Craig Glennie

Getting imports to work with next-mdx-remote

Prelude

Recently I’ve migrated this site from the deprecated(?) next-mdx-enhanced to it’s replacement next-mdx-remote. The reason I’d been using next-mdx-enhanced is that I wanted frontmatter (without having to set it up myself) and I got that out of the box. The only problem I’d really had with the library was with content not regenerating on my index page after I made changes to an MDX file. I think this was something to do with the MDX files not being watched, and Next not realising there was anything to do. So I would sometimes have to force a refresh by either deleting the local Next cache (annoying) or making any edit to one of the .tsx files - those were being watched. So I had a special //edit this comment to trigger a refresh line in index.tsx. Not really what you want to have to do!

Since next-mdx-remote seems like the future (they’re both by Hashicorp, and next-mdx-enhanced now suggests that you switch) I figured I’d have a go at updating it.

It took a bit of adaptation - the docs are a little sparse (or maybe just a bit too concise) but ultimately did contain enough example code for me to get the MDX files to load. But I ran into a problem: next-mdx-remote doesn’t support import statements in MDX files…

Umm, what?

I’d forgive you for thinking the whole point of using MDX is to have your React components in your Markdown. Otherwise it’s just, you know, Markdown - we have that already.

Their rationale makes sense

in order to work, imports must be relative to a file path, and this library allows content to be loaded from anywhere, rather than only loading local content from a set file path

But, like, I need have the imports or my TVP Ratio Calculator won’t work.

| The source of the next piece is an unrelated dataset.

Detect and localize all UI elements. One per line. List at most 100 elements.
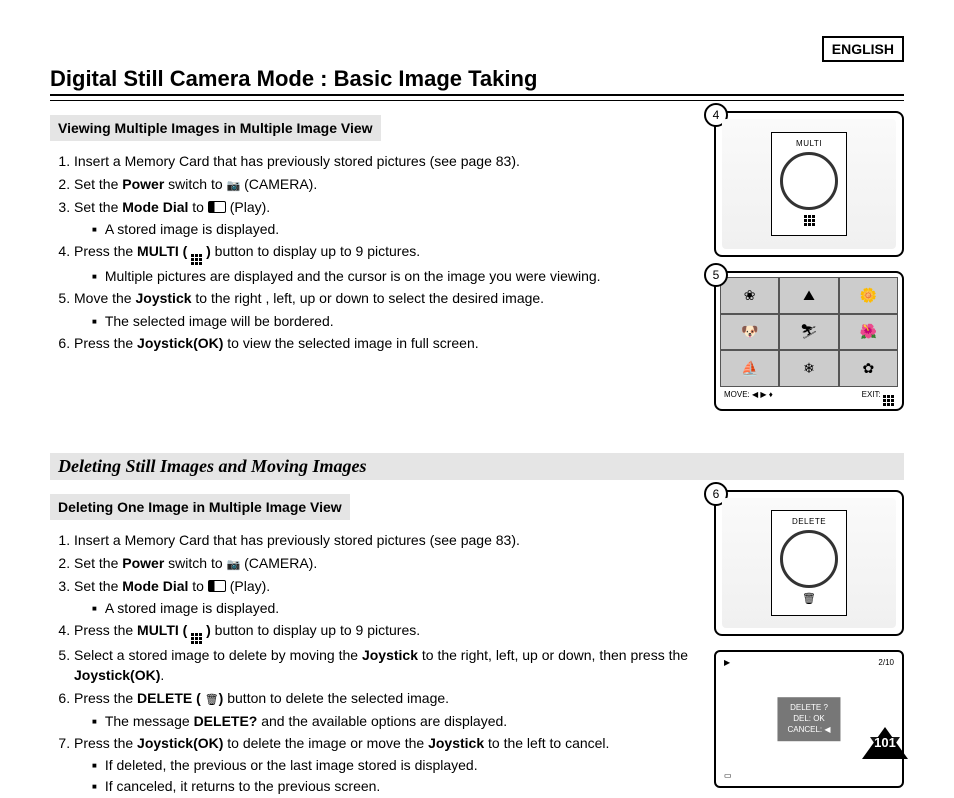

Fortunately, there is a way: because you’re already going to be calling the library’s hydrate and renderToString functions, you can import your components and pass them to the function, and they’ll be available to the MDX file.

import ComponentForMDX from "./component";
const components = { ComponentForMDX };
// ...
const content = hydrate(source, { components });
// ...
const mdxSource = await renderToString(content, { components });

Ok, but how do I get that to work when I have a single [slug].tsx page for all my blog posts, and it doesn’t know which posts need which components until the post loads?

Getting the damn imports to work

Well the answer is that you just have to import all the components you might possibly have to pass to one of your MDX files. Honestly this feels so janky that the only way I can see it working on a large site is where the MDX files need a common set of components. If your files each have their own components (like mine do, since each one is a blog post and the components go along with the post) then you’re going to end up with an ugly mess of imports that you have to keep track of.

Here’s my solution. It’s not perfect, but this is my personal site so I’m firmly on the side of “good enough”.

When an MDX file needs to import some components I put the names of those components in an array in the frontmatter:

---
imports: [Calculator]
---

In my [slug].tsx file I import all the components at the top level, collect them in an object, then use the imports values from the frontmatter to decide which ones need to be passed to any given page. Something like this:

import Calculator from "../../content/2020-08-25/calculator";

const allComponents = {
  Calculator,
};

const getComponents = (imports) => {
  const components = {};
  if (imports) {
    imports.forEach(
      (componentName) =>
        (components[componentName] = allComponents[componentName])
    );
  }
  return components;
};

export default function BlogPost({ mdxSource, frontMatter }) {
  const components = getComponents(frontMatter.imports);
  const content = hydrate(mdxSource, { components });
  return <BlogPage title={frontMatter.title}>{content}</BlogPage>;
}

I don’t love it, but it works fine. I don’t really like that I had to figure this out myself (There was a whole lot of trial and error) when it feels like essential functionality, but I got there.